A NEW type of radar which harnesses chaos theory can see clearly through walls and could help find survivors in disasters. The technology could also make on-board radar a practical proposition for cars.
Ultra-wideband (UWB) radar is already used to “see” through walls. It can detect the presence of people on the other side of a barrier by distortions to the reflected radio waves caused by their breathing or heartbeat. However, the radar returns are often cluttered by interference, obscuring the signal.
Now, Henry Leung and colleagues at the University of Calgary in Alberta, Canada, have found a way to sharpen the signal, which gets lost among multiple reflections within walls, known as reverberation, and by returns bouncing back via different routes.
Existing UWB radars typically use a random noise signal to avoid interference between waves of the same wavelength. But because the outgoing signal is not known it takes more processing to match it to the return. A second approach is to use a wide range of sequential frequencies; this is easier to match but more prone to interference.
Leung’s team are using a “chaotic oscillator” to generate their signal. The device creates what seems like random noise, but which is actually generated by a fixed algorithm. It is matched by a receiver using the same algorithm. Because the outgoing signal is known, it is as easy to process as spread-spectrum signals. It is also irregular, like random noise, meaning reflections are less likely to interfere with each other.
In tests, the chaotic signal produced better results than the other approaches. “It captures the desired properties of these two systems,” says Leung. This means the radar can see reliably through more layers.

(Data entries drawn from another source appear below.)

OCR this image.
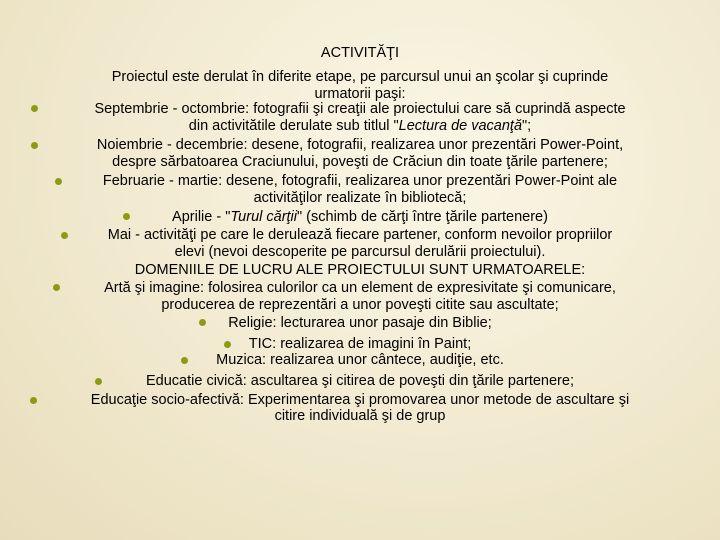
ACTIVITĂŢI
Proiectul este derulat în diferite etape, pe parcursul unui an şcolar şi cuprinde
urmatorii paşi:
Septembrie - octombrie: fotografii şi creaţii ale proiectului care să cuprindă aspecte
din activitătile derulate sub titlul "Lectura de vacanţă";
Noiembrie - decembrie: desene, fotografii, realizarea unor prezentări Power-Point,
despre sărbatoarea Craciunului, poveşti de Crăciun din toate ţările partenere;
Februarie - martie: desene, fotografii, realizarea unor prezentări Power-Point ale
activităţilor realizate în bibliotecă;
Aprilie - "Turul cărţii" (schimb de cărţi între ţările partenere)
Mai - activităţi pe care le derulează fiecare partener, conform nevoilor propriilor
elevi (nevoi descoperite pe parcursul derulării proiectului).
DOMENIILE DE LUCRU ALE PROIECTULUI SUNT URMATOARELE:
Artă şi imagine: folosirea culorilor ca un element de expresivitate şi comunicare,
producerea de reprezentări a unor poveşti citite sau ascultate;
Religie: lecturarea unor pasaje din Biblie;
TIC: realizarea de imagini în Paint;
Muzica: realizarea unor cântece, audiţie, etc.
Educatie civică: ascultarea şi citirea de poveşti din ţările partenere;
Educaţie socio-afectivă: Experimentarea şi promovarea unor metode de ascultare şi
citire individuală şi de grup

Leung’s colleagues suggest that chaos radar could be used as an on-board sensor for vehicles as part of a smart traffic-management system. As chaos signals do not interfere with each other, many could operate in the same area.
Karl Woodbridge, who researches radar systems at University College London, warns that there may be some way to go before practical hardware emerges. “There are many complications in a real-world scenario which are not easy to predict in simulations.”